In una strada, uno stendibiancheria decorativo di grandi applique cinesi rosso-gialle copre la vista del minareto e della cupola della grande moschea della città. I giovani con acconciature audaci e abiti degni dei quartieri occidentalizzati di Shanghai hanno esplorato i parrucchieri avanguardia.
Accanto, Ha Fei Sai, una commessa di negozio nascosta in un hijab e un velo semitrasparente tirato fino agli occhi a mandorla, si è presa cura di una casa di tessuti e vestiti islamici.
Abbiamo parlato un po' e poi l'abbiamo lasciata alle sue faccende. Abbiamo anche lasciato Dunhuang al lavoro. Saliamo su un piccolo bus e facciamo un breve viaggio al tuo “Città delle Sabbie"
Un raro semaforo ci ferma all'inizio di un vicolo. Abbiamo approfittato della pausa e abbiamo sbirciato attraverso il vetro anteriore. Quando lo facciamo, un miraggio ci colpisce: una gigantesca montagna di sabbia sporge dal pavimento di asfalto, incanalandosi tra le due siepi arboree del viale.
Alla sua base, un portale buddista accentua l'imponenza delle dune introduttive, chiamate Singing Sand Mountains. L'oasi di Dunhuang si sottomette, lì, all'immensità del deserto. Desiderosi di scoprire la sua massiccia riva, acquistiamo i biglietti e attraversiamo il portico.
Il Miraggio Surreale delle Sabbie Cantanti di Dunhuang
D'altra parte, ci vengono rivelate sempre più dune. È una specie di parco divertimenti che le autorità Han hanno allestito per impressionare i connazionali. Non vediamo un solo straniero in giro.

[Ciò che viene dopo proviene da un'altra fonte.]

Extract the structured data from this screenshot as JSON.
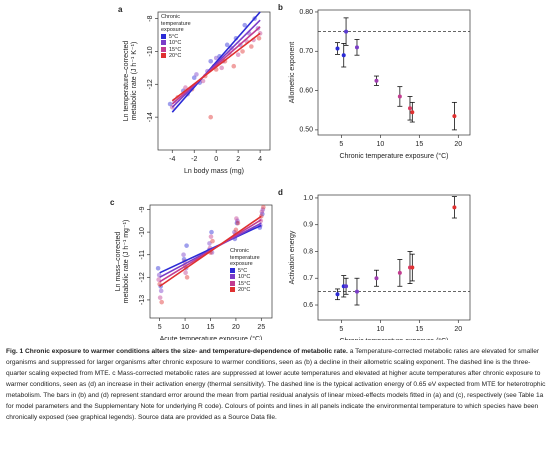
{
  "chart_data": [
    {
      "type": "scatter",
      "label": "a",
      "xlabel": "Ln body mass (mg)",
      "ylabel": [
        "Ln temperature–corrected",
        "metabolic rate (J h⁻¹ K⁻¹)"
      ],
      "xlim": [
        -5.3,
        4.9
      ],
      "ylim": [
        -16,
        -7.6
      ],
      "xticks": [
        -4,
        -2,
        0,
        2,
        4
      ],
      "yticks": [
        -14,
        -12,
        -10,
        -8
      ],
      "legend": {
        "title": "Chronic temperature exposure",
        "position": "upper left"
      },
      "series": [
        {
          "name": "5°C",
          "color": "#2b2bd6",
          "x": [
            -4.2,
            -3,
            -2,
            -1.5,
            -0.5,
            0.3,
            1,
            1.8,
            2.6,
            3.5
          ],
          "values": [
            -13.2,
            -12.4,
            -11.6,
            -11.9,
            -10.6,
            -10.3,
            -9.6,
            -9.2,
            -8.4,
            -8.0
          ],
          "line_x": [
            -4,
            4
          ],
          "line_values": [
            -13.7,
            -7.6
          ]
        },
        {
          "name": "10°C",
          "color": "#7b3cc8",
          "x": [
            -3.8,
            -2.6,
            -1.8,
            -0.8,
            0,
            0.6,
            1.4,
            2.2,
            3,
            3.8
          ],
          "values": [
            -13.0,
            -12.6,
            -11.4,
            -11.2,
            -10.4,
            -10.6,
            -9.8,
            -9.6,
            -8.9,
            -8.6
          ],
          "line_x": [
            -4,
            4
          ],
          "line_values": [
            -13.4,
            -8.1
          ]
        },
        {
          "name": "15°C",
          "color": "#c23c90",
          "x": [
            -4,
            -2.8,
            -1.2,
            -0.2,
            0.5,
            1.2,
            2,
            2.8,
            3.4,
            4
          ],
          "values": [
            -13.4,
            -12.2,
            -11.8,
            -10.9,
            -11.0,
            -10.1,
            -10.2,
            -9.4,
            -9.3,
            -8.9
          ],
          "line_x": [
            -4,
            4
          ],
          "line_values": [
            -13.2,
            -8.5
          ]
        },
        {
          "name": "20°C",
          "color": "#e03030",
          "x": [
            -3.5,
            -2.2,
            -1,
            0,
            0.8,
            1.6,
            2.4,
            3.2,
            3.9,
            -0.5
          ],
          "values": [
            -12.8,
            -12.3,
            -11.5,
            -11.1,
            -10.6,
            -10.9,
            -10.0,
            -9.7,
            -9.2,
            -14.0
          ],
          "line_x": [
            -4,
            4
          ],
          "line_values": [
            -13.0,
            -8.9
          ]
        }
      ]
    },
    {
      "type": "errorbar",
      "label": "b",
      "xlabel": "Chronic temperature exposure (°C)",
      "ylabel": "Allometric exponent",
      "xlim": [
        2,
        21.5
      ],
      "ylim": [
        0.487,
        0.805
      ],
      "xticks": [
        5,
        10,
        15,
        20
      ],
      "yticks": [
        {
          "value": 0.5,
          "label": "0.50"
        },
        {
          "value": 0.6,
          "label": "0.60"
        },
        {
          "value": 0.7,
          "label": "0.70"
        },
        {
          "value": 0.8,
          "label": "0.80"
        }
      ],
      "hline": 0.75,
      "x": [
        4.5,
        5.3,
        5.6,
        7,
        9.5,
        12.5,
        13.8,
        14.1,
        19.5
      ],
      "values": [
        0.707,
        0.69,
        0.75,
        0.71,
        0.625,
        0.585,
        0.555,
        0.545,
        0.535
      ],
      "errors": [
        0.015,
        0.03,
        0.035,
        0.02,
        0.012,
        0.025,
        0.03,
        0.025,
        0.035
      ],
      "colors": [
        "#2b2bd6",
        "#2b2bd6",
        "#5a3ad0",
        "#7b3cc8",
        "#a03cb0",
        "#c23c90",
        "#d83a60",
        "#e03030",
        "#e03030"
      ]
    },
    {
      "type": "scatter",
      "label": "c",
      "xlabel": "Acute temperature exposure (°C)",
      "ylabel": [
        "Ln mass–corrected",
        "metabolic rate (J h⁻¹ mg⁻¹)"
      ],
      "xlim": [
        3.1,
        27.1
      ],
      "ylim": [
        -13.8,
        -8.8
      ],
      "xticks": [
        5,
        10,
        15,
        20,
        25
      ],
      "yticks": [
        -13,
        -12,
        -11,
        -10,
        -9
      ],
      "legend": {
        "title": "Chronic temperature exposure",
        "position": "lower right"
      },
      "series": [
        {
          "name": "5°C",
          "color": "#2b2bd6",
          "x": [
            4.7,
            5.2,
            9.8,
            10.3,
            14.7,
            15.2,
            19.8,
            20.2,
            24.7,
            25.2
          ],
          "values": [
            -11.6,
            -12.4,
            -11.2,
            -10.6,
            -10.8,
            -10.0,
            -10.3,
            -9.6,
            -9.8,
            -9.2
          ],
          "line_x": [
            5,
            25
          ],
          "line_values": [
            -11.8,
            -9.7
          ]
        },
        {
          "name": "10°C",
          "color": "#7b3cc8",
          "x": [
            4.9,
            5.3,
            9.7,
            10.2,
            14.8,
            15.3,
            19.7,
            20.3,
            24.8,
            25.3
          ],
          "values": [
            -11.9,
            -12.6,
            -11.0,
            -11.6,
            -10.5,
            -10.9,
            -10.0,
            -9.5,
            -9.7,
            -9.0
          ],
          "line_x": [
            5,
            25
          ],
          "line_values": [
            -12.0,
            -9.6
          ]
        },
        {
          "name": "15°C",
          "color": "#c23c90",
          "x": [
            4.8,
            5.1,
            9.9,
            10.1,
            14.9,
            15.1,
            19.9,
            20.1,
            24.9,
            25.1
          ],
          "values": [
            -12.1,
            -12.9,
            -11.3,
            -11.8,
            -10.7,
            -10.2,
            -10.1,
            -9.4,
            -9.5,
            -9.1
          ],
          "line_x": [
            5,
            25
          ],
          "line_values": [
            -12.2,
            -9.45
          ]
        },
        {
          "name": "20°C",
          "color": "#e03030",
          "x": [
            5.0,
            5.4,
            10.0,
            10.4,
            15.0,
            15.4,
            20.0,
            20.4,
            25.0,
            25.4
          ],
          "values": [
            -12.3,
            -13.1,
            -11.5,
            -12.0,
            -10.9,
            -10.4,
            -9.9,
            -9.6,
            -9.3,
            -8.9
          ],
          "line_x": [
            5,
            25
          ],
          "line_values": [
            -12.4,
            -9.3
          ]
        }
      ]
    },
    {
      "type": "errorbar",
      "label": "d",
      "xlabel": "Chronic temperature exposure (°C)",
      "ylabel": "Activation energy",
      "xlim": [
        2,
        21.5
      ],
      "ylim": [
        0.544,
        1.011
      ],
      "xticks": [
        5,
        10,
        15,
        20
      ],
      "yticks": [
        0.6,
        0.7,
        0.8,
        0.9,
        {
          "value": 1.0,
          "label": "1.0"
        }
      ],
      "hline": 0.65,
      "x": [
        4.5,
        5.3,
        5.6,
        7,
        9.5,
        12.5,
        13.8,
        14.1,
        19.5
      ],
      "values": [
        0.64,
        0.67,
        0.67,
        0.65,
        0.7,
        0.72,
        0.74,
        0.74,
        0.965
      ],
      "errors": [
        0.02,
        0.04,
        0.03,
        0.05,
        0.03,
        0.05,
        0.06,
        0.05,
        0.04
      ],
      "colors": [
        "#2b2bd6",
        "#2b2bd6",
        "#5a3ad0",
        "#7b3cc8",
        "#a03cb0",
        "#c23c90",
        "#d83a60",
        "#e03030",
        "#e03030"
      ]
    }
  ],
  "caption": {
    "title": "Fig. 1 Chronic exposure to warmer conditions alters the size- and temperature-dependence of metabolic rate.",
    "text": "a Temperature-corrected metabolic rates are elevated for smaller organisms and suppressed for larger organisms after chronic exposure to warmer conditions, seen as (b) a decline in their allometric scaling exponent. The dashed line is the three-quarter scaling expected from MTE. c Mass-corrected metabolic rates are suppressed at lower acute temperatures and elevated at higher acute temperatures after chronic exposure to warmer conditions, seen as (d) an increase in their activation energy (thermal sensitivity). The dashed line is the typical activation energy of 0.65 eV expected from MTE for heterotrophic metabolism. The bars in (b) and (d) represent standard error around the mean from partial residual analysis of linear mixed-effects models fitted in (a) and (c), respectively (see Table 1a for model parameters and the Supplementary Note for underlying R code). Colours of points and lines in all panels indicate the environmental temperature to which species have been chronically exposed (see graphical legends). Source data are provided as a Source Data file."
  }
}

Sono solo i cinesi che cavalcano i cammelli che l'inverno gelido (hanno una media di -8º) da queste parti li rende soffici, in lunghe carovane che salgono in cima a certe dune.
E, sono solo i cinesi che, a piedi e al rallentatore, conquistano altri, vicini, non così imponenti come le vette che raggiungono i 1715 metri di quota.
Nel frattempo, squadroni di deltaplani panoramici sorvolano tutti e il deserto giallo torna presto a terra in prossimità di una presunta carcassa emblematica di un aereo dell'aeronautica cinese.
Ma le meraviglie geologiche e paesaggistiche di Dunhuang non si fermano qui. Abbiamo seguito una pista pianeggiante. Poco dopo ci imbattiamo in un verde lago alimentato da sorgenti sotterranee e, come suggerisce il nome di Crescent Lake, a forma di falce di luna. Un padiglione buddista appare nella zona concava della Luna.
Gli conferisce un po' di misticismo e benedice coloro che, come noi, lo attraversano. Lo abbiamo visitato e abbiamo conquistato il bordo di una delle dune in fretta e furia per raggiungere la cima prima che il sole smettesse di illuminare il paesaggio.
Forziamo i nostri cuori e i nostri polmoni a una violenza immeritata. Per compensare, ci rallegriamo gli occhi e la mente con un riposo a metà tra il contemplativo e il magico, al tramonto e in alto sopra il lago.